In terms of art style, the screenshots you’ve been seeing speak for themselves. It’s just more of the same high quality we’ve come to expect from Studio Pixel. The 8-bit art looks simply fantastic, and everything from the Frog to his many enemies to the environments look absolutely wonderful. It was especially nice to see the defeat animations of each enemy as you bring them down. The music, too, is top notch. While I wouldn’t say the soundtrack is quite as memorable as that of Cave Story, there were at least a few tracks that I found exceedingly catchy. My favorite of these would have to be what I’d consider the main theme of the game:
If you’re still not sold on Kero Blaster, there is a free downloadable prequel game called Pink Hour.
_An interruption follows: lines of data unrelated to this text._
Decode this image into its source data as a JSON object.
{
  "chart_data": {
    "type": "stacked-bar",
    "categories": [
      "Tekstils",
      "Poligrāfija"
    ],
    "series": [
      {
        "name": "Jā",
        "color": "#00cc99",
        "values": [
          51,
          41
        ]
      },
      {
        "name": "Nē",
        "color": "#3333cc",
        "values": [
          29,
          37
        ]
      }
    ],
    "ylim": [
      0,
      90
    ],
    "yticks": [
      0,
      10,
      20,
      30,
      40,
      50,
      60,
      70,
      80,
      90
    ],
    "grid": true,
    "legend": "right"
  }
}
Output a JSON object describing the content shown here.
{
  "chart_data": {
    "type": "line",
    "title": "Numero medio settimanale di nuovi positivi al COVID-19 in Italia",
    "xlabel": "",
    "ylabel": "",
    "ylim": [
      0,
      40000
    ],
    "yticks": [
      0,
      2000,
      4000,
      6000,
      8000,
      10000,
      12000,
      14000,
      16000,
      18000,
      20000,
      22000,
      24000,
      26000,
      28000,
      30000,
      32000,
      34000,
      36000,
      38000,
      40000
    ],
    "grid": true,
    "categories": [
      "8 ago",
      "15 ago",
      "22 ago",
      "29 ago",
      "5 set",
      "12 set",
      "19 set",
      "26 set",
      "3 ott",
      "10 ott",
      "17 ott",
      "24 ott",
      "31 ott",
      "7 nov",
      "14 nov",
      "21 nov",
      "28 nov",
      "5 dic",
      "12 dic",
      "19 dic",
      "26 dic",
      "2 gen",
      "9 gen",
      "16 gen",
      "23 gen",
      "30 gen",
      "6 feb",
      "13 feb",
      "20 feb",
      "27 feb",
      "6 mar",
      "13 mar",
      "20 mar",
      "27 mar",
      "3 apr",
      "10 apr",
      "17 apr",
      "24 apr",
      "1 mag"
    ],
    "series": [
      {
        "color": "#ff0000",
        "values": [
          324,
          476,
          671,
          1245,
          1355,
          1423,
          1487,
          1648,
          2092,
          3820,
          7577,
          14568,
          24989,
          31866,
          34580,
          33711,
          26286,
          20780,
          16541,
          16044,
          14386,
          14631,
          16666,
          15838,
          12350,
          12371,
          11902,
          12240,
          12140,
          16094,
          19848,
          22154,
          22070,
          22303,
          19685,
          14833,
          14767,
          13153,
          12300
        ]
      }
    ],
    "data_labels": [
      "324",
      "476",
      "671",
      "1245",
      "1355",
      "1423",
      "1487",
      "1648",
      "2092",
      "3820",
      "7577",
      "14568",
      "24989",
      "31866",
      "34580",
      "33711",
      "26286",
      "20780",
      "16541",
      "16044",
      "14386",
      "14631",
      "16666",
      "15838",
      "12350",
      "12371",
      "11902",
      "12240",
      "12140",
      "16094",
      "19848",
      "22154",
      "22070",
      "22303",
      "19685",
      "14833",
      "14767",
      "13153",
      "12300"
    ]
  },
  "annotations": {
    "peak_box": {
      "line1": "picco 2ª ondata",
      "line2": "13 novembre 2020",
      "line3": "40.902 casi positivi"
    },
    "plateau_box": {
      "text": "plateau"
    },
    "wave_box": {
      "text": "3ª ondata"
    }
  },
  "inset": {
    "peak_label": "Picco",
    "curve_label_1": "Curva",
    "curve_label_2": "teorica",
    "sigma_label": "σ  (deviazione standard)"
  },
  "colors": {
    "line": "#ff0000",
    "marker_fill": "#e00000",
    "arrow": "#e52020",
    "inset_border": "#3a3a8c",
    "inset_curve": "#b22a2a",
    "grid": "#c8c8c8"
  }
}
In it, you play as Pinkie as you search for an Important Document that The President needs. Somehow, this document has found its way into a dank cavern, and you’ll have to fight through groups of enemies to reach it. It’s a pretty straightforward and short game, showcasing many of the features of Kero Blaster, like the basic platforming, shooting and swimming mechanics. There are no weapon or health upgrades, but the enemies you come across are pretty simple, so they’re fairly unnecessary. It’s not the most substantial experience out there, but it’s a nice way to get a taste of what Kero Blaster proper is like before shelling out eight bucks.
For such a simple and straightforward game, it should come as no surprise that you can blow through it pretty quickly. Though I did suffer from a couple Game Overs during my initial playthrough, I was still able to complete it without too many hitches. After everything was said and done, I had finished the game in under two hours. I guess I shouldn’t be surprised. Studio Pixel games, while finely crafted, tend to be quite succinct, as well. Unfortunately, Kero Blaster really left me wanting more in the story department. While you do eventually discover what the little black entities clogging the teleporters are, you never find out why they are. This, coupled with the fact that the cast, while varied, wasn’t that interesting, just made the game feel bland. Even so, for what it is, Kero Blaster is an enjoyable platformer that offers some incredibly challenging gameplay, if even only for a few hours. Personally, if Cave Story is any indication, I look forward to many ports and re-releases in the coming years for this game, as well.
Game was purchased by the reviewer, and is based on the PC version.